Honda Motor Co. rose to a one-month high. Komatsu Ltd. and Hitachi Construction Machinery Co. surged after bigger rival Caterpillar Inc. reported earnings that beat analysts' estimates. Mitsubishi Estate Co. and Mitsui Fudosan Co. sent real-estate shares to their biggest gain in three months after JPMorgan Chase & Co. rated the developers ``overweight.''
``If oil really stops rising, it will be a huge tailwind for Japanese manufacturers,'' Naoki Fujiwara, who oversees about $720 million as chief fund manager at Shinkin Asset Management Co. ``People used to pile into oil investments without a second thought, but there seems to be a shift in that trend now.''
The Nikkei 225 Stock Average climbed 127.97, or 1 percent, to close at 13,312.93 in Tokyo. The broader Topix index advanced 15.61, or 1.2 percent, to 1,303.35. More than three stocks rose for each that fell.
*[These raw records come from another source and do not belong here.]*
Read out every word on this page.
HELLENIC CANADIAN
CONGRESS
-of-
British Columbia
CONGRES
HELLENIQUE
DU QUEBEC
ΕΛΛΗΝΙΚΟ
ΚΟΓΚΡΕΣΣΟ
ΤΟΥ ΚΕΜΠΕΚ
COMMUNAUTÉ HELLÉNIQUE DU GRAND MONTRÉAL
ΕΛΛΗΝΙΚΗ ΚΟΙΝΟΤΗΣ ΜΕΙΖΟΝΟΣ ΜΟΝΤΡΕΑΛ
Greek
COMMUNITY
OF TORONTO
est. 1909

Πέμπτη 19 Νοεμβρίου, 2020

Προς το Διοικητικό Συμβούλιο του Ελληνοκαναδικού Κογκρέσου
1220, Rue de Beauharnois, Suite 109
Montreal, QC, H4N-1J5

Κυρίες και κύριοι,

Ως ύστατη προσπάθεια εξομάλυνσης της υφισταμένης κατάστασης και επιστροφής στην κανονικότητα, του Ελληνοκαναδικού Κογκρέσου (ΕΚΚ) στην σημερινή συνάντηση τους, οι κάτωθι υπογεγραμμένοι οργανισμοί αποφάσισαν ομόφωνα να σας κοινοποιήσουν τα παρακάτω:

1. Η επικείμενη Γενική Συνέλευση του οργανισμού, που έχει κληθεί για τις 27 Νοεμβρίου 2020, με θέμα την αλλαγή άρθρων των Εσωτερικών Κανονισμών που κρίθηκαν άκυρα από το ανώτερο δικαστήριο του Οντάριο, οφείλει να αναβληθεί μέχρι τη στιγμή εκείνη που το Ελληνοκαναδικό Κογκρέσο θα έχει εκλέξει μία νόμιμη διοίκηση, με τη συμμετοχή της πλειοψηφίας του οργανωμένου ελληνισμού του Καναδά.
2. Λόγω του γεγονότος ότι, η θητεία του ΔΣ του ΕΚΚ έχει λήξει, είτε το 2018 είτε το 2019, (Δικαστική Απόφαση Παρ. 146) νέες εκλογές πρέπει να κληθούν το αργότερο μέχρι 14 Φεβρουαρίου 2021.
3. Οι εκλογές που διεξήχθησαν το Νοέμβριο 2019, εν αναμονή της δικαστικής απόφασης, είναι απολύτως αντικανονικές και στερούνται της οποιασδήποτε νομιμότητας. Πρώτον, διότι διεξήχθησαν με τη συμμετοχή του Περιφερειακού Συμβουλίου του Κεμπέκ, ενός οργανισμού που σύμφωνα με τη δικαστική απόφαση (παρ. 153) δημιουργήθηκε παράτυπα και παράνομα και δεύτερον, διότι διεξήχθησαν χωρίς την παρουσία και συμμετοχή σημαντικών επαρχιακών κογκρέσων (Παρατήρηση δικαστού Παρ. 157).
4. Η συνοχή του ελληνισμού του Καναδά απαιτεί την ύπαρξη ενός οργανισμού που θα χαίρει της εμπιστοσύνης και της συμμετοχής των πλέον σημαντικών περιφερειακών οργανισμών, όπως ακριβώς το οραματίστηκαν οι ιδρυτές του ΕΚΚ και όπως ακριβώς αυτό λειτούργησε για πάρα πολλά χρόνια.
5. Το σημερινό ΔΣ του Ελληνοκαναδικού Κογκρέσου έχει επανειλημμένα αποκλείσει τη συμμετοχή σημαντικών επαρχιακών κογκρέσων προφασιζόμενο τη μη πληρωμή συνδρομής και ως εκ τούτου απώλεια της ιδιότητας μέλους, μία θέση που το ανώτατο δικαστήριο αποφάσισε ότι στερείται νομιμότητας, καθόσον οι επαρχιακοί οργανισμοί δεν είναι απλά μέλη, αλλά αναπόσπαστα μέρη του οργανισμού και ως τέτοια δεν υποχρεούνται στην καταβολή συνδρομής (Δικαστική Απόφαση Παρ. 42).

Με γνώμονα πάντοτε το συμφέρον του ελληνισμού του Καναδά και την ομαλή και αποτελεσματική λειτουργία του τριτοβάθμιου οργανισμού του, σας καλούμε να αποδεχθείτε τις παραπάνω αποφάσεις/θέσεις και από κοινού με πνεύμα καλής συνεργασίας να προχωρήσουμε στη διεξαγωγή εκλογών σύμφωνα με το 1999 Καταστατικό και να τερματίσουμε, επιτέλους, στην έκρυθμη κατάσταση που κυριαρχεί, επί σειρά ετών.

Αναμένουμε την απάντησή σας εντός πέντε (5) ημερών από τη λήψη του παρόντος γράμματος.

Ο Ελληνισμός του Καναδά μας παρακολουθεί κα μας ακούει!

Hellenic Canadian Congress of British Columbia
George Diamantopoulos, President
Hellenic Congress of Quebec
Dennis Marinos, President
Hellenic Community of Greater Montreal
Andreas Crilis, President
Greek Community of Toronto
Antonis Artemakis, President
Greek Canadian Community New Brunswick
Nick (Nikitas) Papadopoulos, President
Record commodity costs have caused companies and individuals to pare spending, prompting the biggest drop in consumer sentiment in 26 years last month and the Bank of Japan to cut its growth forecast. Consumer prices probably rose at the fastest pace in a decade in June, a Bloomberg survey of economists showed.
Nikkei futures expiring in September advanced 0.8 percent to 13,310 in Osaka and gained 1 percent to 13,315 in Singapore.